N1.04 Trillion Fine: Maintain Status Quo, Court Orders NCC, MTN

A Federal High Court sitting in Lagos has ordered both parties in the suit, NCC and Mtn Nigeria to maintain status quo ante bellum following an application for mareva injunction (temporary injunction which  freezes the assets of a party pending an outcome, subsequent order or a final resolution of the court) filed by the Attorney General of the Federation, to restrain MTN Nigeria from tampering with its financial accounts in Nigeria in view of the fine of N1.04 trillion instituted against it by the Nigerian Communication Commission, NCC.
Following the directives to deactivate unregistered subscribers as directed by the telecommunication regulatory body, NCC to all the service providers, NCC had placed a fine on MTN, the largest GSM company in Nigeria, over its failure to comply. Though, MTN was earlier given a consideration on the fine leading to its reduction to N780 billion, however, MTN failed to comply prior to the deadline, December 31, 2015. Consequently, the fine reversed to its original sum of N1.04 trillion.
The Attorney General of the Federation and Minister of Justice, Abubakar Malami, SAN, who sought for a mareva injunction (temporary injunction which freezes the assets of a party pending an outcome, subsequent order or a final resolution of the court), contended that MTN having a track record of continually moving its funds out of Nigeria could empty its account strategically to frustrate the enforcement of the fine if  not prevented.
In his prayers, he specifically requested for an order to compel all the company’s bankers to open a special interest-yielding account in the name of the Chief Registrar of the Federal High Court in which the amount should be directed into pending determination of the matter.
Mr.
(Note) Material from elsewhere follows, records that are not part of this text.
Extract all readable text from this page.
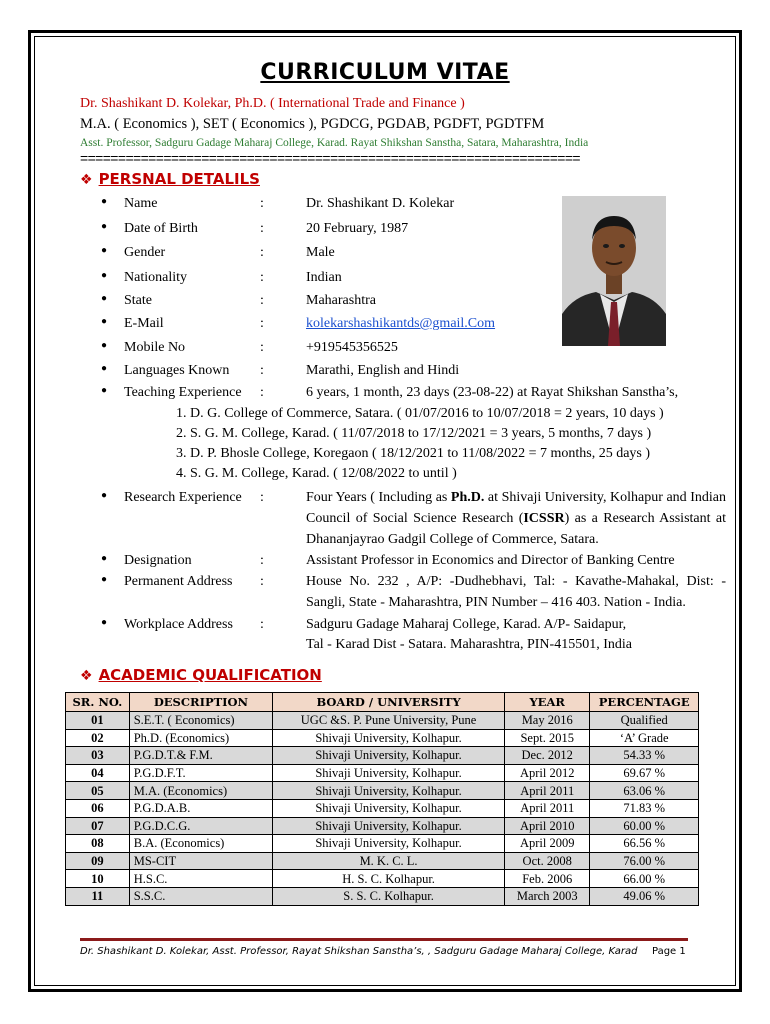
CURRICULUM VITAE
Dr. Shashikant D. Kolekar, Ph.D. ( International Trade and Finance )
M.A. ( Economics ), SET ( Economics ), PGDCG, PGDAB, PGDFT, PGDTFM
Asst. Professor, Sadguru Gadage Maharaj College, Karad. Rayat Shikshan Sanstha, Satara, Maharashtra, India
==================================================================
❖ PERSNAL DETALILS
● Name	:	Dr. Shashikant D. Kolekar
● Date of Birth	:	20 February, 1987
● Gender	:	Male
● Nationality	:	Indian
● State	:	Maharashtra
● E-Mail	:	kolekarshashikantds@gmail.Com
● Mobile No	:	+919545356525
● Languages Known :	Marathi, English and Hindi
● Teaching Experience :	6 years, 1 month, 23 days (23-08-22) at Rayat Shikshan Sanstha’s,
1. D. G. College of Commerce, Satara. ( 01/07/2016 to 10/07/2018 = 2 years, 10 days )
2. S. G. M. College, Karad. ( 11/07/2018 to 17/12/2021 = 3 years, 5 months, 7 days )
3. D. P. Bhosle College, Koregaon ( 18/12/2021 to 11/08/2022 = 7 months, 25 days )
4. S. G. M. College, Karad. ( 12/08/2022 to until )
● Research Experience :	Four Years ( Including as Ph.D. at Shivaji University, Kolhapur and Indian Council of Social Science Research (ICSSR) as a Research Assistant at Dhananjayrao Gadgil College of Commerce, Satara.
● Designation	:	Assistant Professor in Economics and Director of Banking Centre
● Permanent Address :	House No. 232 , A/P: -Dudhebhavi, Tal: - Kavathe-Mahakal, Dist: - Sangli, State - Maharashtra, PIN Number – 416 403. Nation - India.
● Workplace Address :	Sadguru Gadage Maharaj College, Karad. A/P- Saidapur,
Tal - Karad Dist - Satara. Maharashtra, PIN-415501, India
❖ ACADEMIC QUALIFICATION
SR. NO.	DESCRIPTION	BOARD / UNIVERSITY	YEAR	PERCENTAGE
01	S.E.T. ( Economics)	UGC &S. P. Pune University, Pune	May 2016	Qualified
02	Ph.D. (Economics)	Shivaji University, Kolhapur.	Sept. 2015	‘A’ Grade
03	P.G.D.T.& F.M.	Shivaji University, Kolhapur.	Dec. 2012	54.33 %
04	P.G.D.F.T.	Shivaji University, Kolhapur.	April 2012	69.67 %
05	M.A. (Economics)	Shivaji University, Kolhapur.	April 2011	63.06 %
06	P.G.D.A.B.	Shivaji University, Kolhapur.	April 2011	71.83 %
07	P.G.D.C.G.	Shivaji University, Kolhapur.	April 2010	60.00 %
08	B.A. (Economics)	Shivaji University, Kolhapur.	April 2009	66.56 %
09	MS-CIT	M. K. C. L.	Oct. 2008	76.00 %
10	H.S.C.	H. S. C. Kolhapur.	Feb. 2006	66.00 %
11	S.S.C.	S. S. C. Kolhapur.	March 2003	49.06 %
Dr. Shashikant D. Kolekar, Asst. Professor, Rayat Shikshan Sanstha’s, , Sadguru Gadage Maharaj College, Karad Page 1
Dipo Okpeseyi, SAN, counsel to the AGF in a 14-paragraph affidavit in support of the application, stated that between October 2007 and May 2009, MTN moved over $7.7 billion ot its money made in Nigeria to a foreign account adding that on February 8, 2008, MTN transferred over $936 million out of Nigeria to accounts in Mauritius, Cayman Island and British Virgin Islands.
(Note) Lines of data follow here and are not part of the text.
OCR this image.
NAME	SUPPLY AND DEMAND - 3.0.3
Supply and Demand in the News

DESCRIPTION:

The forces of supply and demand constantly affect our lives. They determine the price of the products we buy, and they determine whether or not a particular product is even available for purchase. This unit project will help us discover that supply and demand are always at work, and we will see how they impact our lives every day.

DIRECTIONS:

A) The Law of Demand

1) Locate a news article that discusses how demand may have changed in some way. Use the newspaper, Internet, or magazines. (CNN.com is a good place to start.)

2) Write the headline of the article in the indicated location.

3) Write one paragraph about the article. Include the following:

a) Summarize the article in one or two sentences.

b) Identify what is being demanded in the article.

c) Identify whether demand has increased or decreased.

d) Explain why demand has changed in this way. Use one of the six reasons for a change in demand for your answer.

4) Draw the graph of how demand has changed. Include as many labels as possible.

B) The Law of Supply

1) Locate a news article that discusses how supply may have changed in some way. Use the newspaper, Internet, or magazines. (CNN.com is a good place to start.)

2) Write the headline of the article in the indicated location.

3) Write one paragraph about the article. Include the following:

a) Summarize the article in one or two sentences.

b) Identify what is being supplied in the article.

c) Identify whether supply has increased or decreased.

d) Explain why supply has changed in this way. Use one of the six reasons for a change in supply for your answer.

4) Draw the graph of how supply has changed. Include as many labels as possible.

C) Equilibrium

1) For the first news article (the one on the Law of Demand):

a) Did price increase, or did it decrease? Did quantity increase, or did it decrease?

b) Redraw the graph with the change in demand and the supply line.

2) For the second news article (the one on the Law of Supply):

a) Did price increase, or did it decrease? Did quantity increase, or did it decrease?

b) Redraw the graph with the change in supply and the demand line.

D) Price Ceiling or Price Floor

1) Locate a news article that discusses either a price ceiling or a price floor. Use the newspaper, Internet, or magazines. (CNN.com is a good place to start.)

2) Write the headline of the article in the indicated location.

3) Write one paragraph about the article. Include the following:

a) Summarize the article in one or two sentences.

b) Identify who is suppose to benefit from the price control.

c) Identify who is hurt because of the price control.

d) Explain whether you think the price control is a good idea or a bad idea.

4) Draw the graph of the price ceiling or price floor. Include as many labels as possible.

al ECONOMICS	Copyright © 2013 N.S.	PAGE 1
The AGF, therefore sought for “an order of mareva injunction restraining the specified banks from releasing, further releasing any funds, making sale, transfer or payment of any monies or dealing in any manner whatsoever with any and all monies maintained by the plaintiff/respondent (MTN) or its agents, privies, subsidiaries, sister companies or the like in the aforestated banks that will alter, decline or reduce the amount of the first defendant’s/applicant’s fine against the plaintiff/respondent in the sum of N1,040,000,000,000 which has remained wholly unsatisfied, pending the determination of the motion on notice.”
“Unless this court urgently entertains this application, the plaintiff/respondent would move its funds out of Nigeria, being the jurisdiction of this honourable court, and thereby frustrate the enforcement of the fine in the likely event that this honourable court sanctions the imposition of the fine,” the AGF stated.
The trial judge, Justice Idris Mohammed, after taking the submission, however noted that due to the elements of public interest in the matter, it would require diligence, hence requested to hear the case filed by MTN challenging the fine first. Consequently, he ordered parties to maintain status quo ante bellum pending the determination of the suit and adjourned till January 22, 2016 for hearing.
“An order is hereby made directing the parties cited herein to maintain the status quo ante bellum pending further hearing,” the trial judge said.
Seemingly, the order of the court was not explicitly clear as to the status quo to be maintained as the court did not expressly grant the application by preventing MTN from moving funds from the accounts in the 21 commercial banks in Nigeria outside the country noting that the AGF had not shown enough facts to convince the court that MTN was about to move its funds out of the country in order to frustrate the final judgment.